A method on World or FrameBuffer or so which you could call before draw() (or maybe a drawWithAxis() or something of the sort) that drew this:


That would be REALLY helpful.

EgonOlsen

This has the same problem as your other request for collision volumes had: I can't do a kind of immediate mode rendering. I would have to create objects that make it through the pipeline like any other Object3d. I'm not saying that it isn't possible (of course it is), but i'm not sure if it's worth the hassle.

AGP

#2
I knew you'd say that, but it absolutely is worth the hassle. Obviously, you have a great visual IQ, but you can't expect everyone to think the same way as you do. If I do say so, I'm a really good programmer, and I'm not bad at math, but spatial comprehension is far from my strength. You'll find this is not uncommon.

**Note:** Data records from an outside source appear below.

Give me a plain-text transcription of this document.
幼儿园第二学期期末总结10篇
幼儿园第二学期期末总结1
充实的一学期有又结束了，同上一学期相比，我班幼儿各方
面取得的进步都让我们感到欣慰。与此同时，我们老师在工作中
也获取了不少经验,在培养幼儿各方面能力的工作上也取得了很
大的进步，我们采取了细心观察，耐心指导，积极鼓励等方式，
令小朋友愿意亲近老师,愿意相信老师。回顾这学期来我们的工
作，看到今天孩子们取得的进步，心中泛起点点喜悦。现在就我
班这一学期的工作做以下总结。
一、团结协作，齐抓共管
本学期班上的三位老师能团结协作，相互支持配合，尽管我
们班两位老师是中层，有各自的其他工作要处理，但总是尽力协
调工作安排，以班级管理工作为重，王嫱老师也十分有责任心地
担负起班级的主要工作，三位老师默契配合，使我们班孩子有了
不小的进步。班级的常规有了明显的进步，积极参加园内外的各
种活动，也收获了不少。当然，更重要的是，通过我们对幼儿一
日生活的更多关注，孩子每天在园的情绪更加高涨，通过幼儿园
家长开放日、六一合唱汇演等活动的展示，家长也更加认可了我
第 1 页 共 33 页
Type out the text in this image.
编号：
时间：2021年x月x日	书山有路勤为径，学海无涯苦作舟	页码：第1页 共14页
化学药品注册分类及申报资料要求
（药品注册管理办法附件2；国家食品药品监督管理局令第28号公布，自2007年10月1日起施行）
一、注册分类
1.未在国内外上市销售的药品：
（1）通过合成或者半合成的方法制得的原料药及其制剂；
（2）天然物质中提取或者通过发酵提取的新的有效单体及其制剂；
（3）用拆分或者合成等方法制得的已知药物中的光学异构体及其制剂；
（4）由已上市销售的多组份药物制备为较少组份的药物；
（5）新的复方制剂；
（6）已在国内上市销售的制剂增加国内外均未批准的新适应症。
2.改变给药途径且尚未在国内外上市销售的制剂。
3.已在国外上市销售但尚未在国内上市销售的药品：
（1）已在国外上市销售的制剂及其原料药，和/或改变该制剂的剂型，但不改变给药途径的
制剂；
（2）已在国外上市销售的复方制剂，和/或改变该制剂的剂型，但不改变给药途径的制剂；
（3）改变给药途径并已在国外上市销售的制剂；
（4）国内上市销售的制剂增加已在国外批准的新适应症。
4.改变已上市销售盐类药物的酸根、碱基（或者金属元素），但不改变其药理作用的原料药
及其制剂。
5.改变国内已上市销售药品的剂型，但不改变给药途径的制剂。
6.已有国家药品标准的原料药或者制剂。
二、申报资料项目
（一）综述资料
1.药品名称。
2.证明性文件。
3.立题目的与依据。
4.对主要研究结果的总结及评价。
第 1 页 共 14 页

Trust me, it would be REALLY helpful for almost anyone. And in order not to have to change the pipeline, the method could simply add such an object to the world when called.

EgonOlsen

Maybe adding it as a primitive would help...

AGP

That would be awesome, thank you. But would it by default be attached to the camera?

EgonOlsen

No, it would just be another Object3D...

AGP

Then, since there's no Camera. getTranslationMatrix(), how would you attach it (I was thinking you could just do object.setTranslationMatrix(world.getCamera().getTranslationMatrix())?

EgonOlsen

I'm not sure if i'm really getting what this is supposed to be used for...If you rotate for example 45° around z...how should it look like on screen?

AGP

It will rotate like everything else so that you know which axis is which and in what direction they're pointed in worldspace, but it should translate along with the camera so it's always in sight.

paulscode

Couldn't you just create a model of the axis, load and add it to the world, and then translate it to directly in front of the camera any time the camera moves or rotates?  Getting it in front of the camera should be a matter of a couple vector subtractions and a translate.  As long as you don't rotate the Object3D, the axis should always be pointing in the correct direction, so if it's translated to in front of the camera where you can see it, it should provide the spatial context you need.

AGP

Even if I could, that would be far from the same thing as a jpct standard solution that could be called upon as needed, whenever and on whichever project one would need it. It's important to have standards, and I don't see what objection anyone could have to having this feature.